Aktuelle Neurologie 2005; 32 - P340
DOI: 10.1055/s-2005-919374

Therapieoptionen bei primärer und sekundärer Kamptokormie

G Reichel 1, A Stenner 1, W Hermann 1
  • 1Zwickau

Einleitung: Unter einer Kamptokormie wird eine unwillkürliche aktive Beugung des Rumpfes nach vorn, welche vor allem im Sitzen und Stehen auftritt, verstanden (Abb. 1). Die Krankheit ist seit über 180 Jahren bekannt, sie wurde bisher pathogenetisch unterschiedlich eingeordnet. Anhand einer Analyse von 22 behandelten Fällen mit primärer (segmentale Dystonie der Bauchwandmuskulatur) und sekundärer (vor allem beim idiopathischen Parkinsonsyndrom und bei MSA) Kamptokormie werden die Therapieerfahrungen mitgeteilt: Botulinumtoxin-Injektionen unter EMG-Kontrolle (Abb. 2) mit einer selbst entwickelten Kanüle in die Bauchmuskulatur und/oder orale Medikamente.

Ergebnisse: Während bei 12 der 22 behandelten Patienten allein Botulinumtoxin-Injektionen in die Mm. obliqui et rectus abdomini – gelegentlich zusätzlich auch die Mm. pectorales majores – genügten, um eine etwa drei Monate anhaltende, vom Patienten als ausreichend benannte Symptommilderung zu erreichen, musste bei 8 Patienten eine orale Behandlung (vor allem als Triple-Therapie mit Tetrabenazin, Trihexyphenidyl und Pimozid) zusätzlich oder – bei 4 Patienten – allein gegeben werden. Eine bei einer Patientin durchführte intrathekale Baclofen-Dauerbehandlung zeigte nur einen passageren Effekt. Zwei Patienten sprachen auf keine konservative Therapie an. Für diese stellt eventuell die tiefe Hirnstimulation eine Alternative dar: In der Literatur wurde inzwischen über die erfolgreiche tiefe Hirnstimulation bei der primären Kamptokormie berichtet.

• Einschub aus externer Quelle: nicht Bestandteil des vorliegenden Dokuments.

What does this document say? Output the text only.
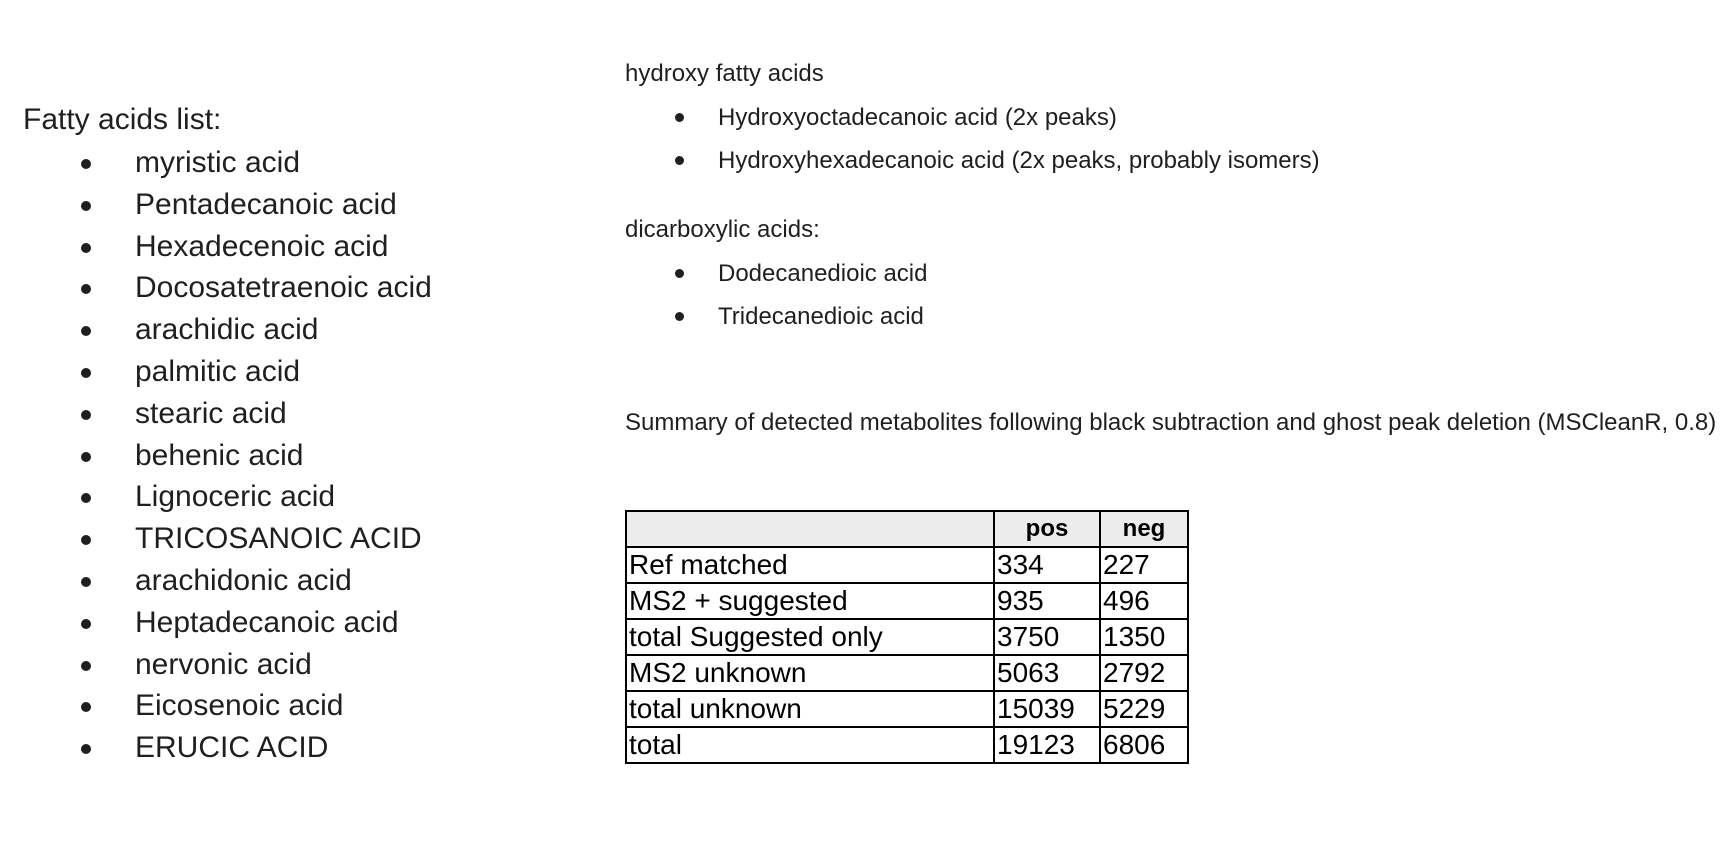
Fatty acids list:
myristic acid
Pentadecanoic acid
Hexadecenoic acid
Docosatetraenoic acid
arachidic acid
palmitic acid
stearic acid
behenic acid
Lignoceric acid
TRICOSANOIC ACID
arachidonic acid
Heptadecanoic acid
nervonic acid
Eicosenoic acid
ERUCIC ACID
hydroxy fatty acids
Hydroxyoctadecanoic acid (2x peaks)
Hydroxyhexadecanoic acid (2x peaks, probably isomers)
dicarboxylic acids:
Dodecanedioic acid
Tridecanedioic acid
Summary of detected metabolites following black subtraction and ghost peak deletion (MSCleanR, 0.8)
	pos	neg
Ref matched	334	227
MS2 + suggested	935	496
total Suggested only	3750	1350
MS2 unknown	5063	2792
total unknown	15039	5229
total	19123	6806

Für die Botulinumtoxin-Injektionen wird eine spezielle, elektromyographisch gestützte Technik vorgeschlagen.

Schlussfolgerungen: Unabhängig von der ätiologischen Einordnung kann die Kamptokormie in der überwiegenden Zahl der Fälle konservativ behandelt werden. Mittel der Wahl sind EMG-gestützte Botulinumtoxin-Injektionen in die Bauchmuskulatur.

Abb. 1 Patientin mit Kamptokormie.

Abb. 2 Zugehöriges EMG: Oben: M. rectus abdominis bds.; unten: M. latissimus dorsi bds.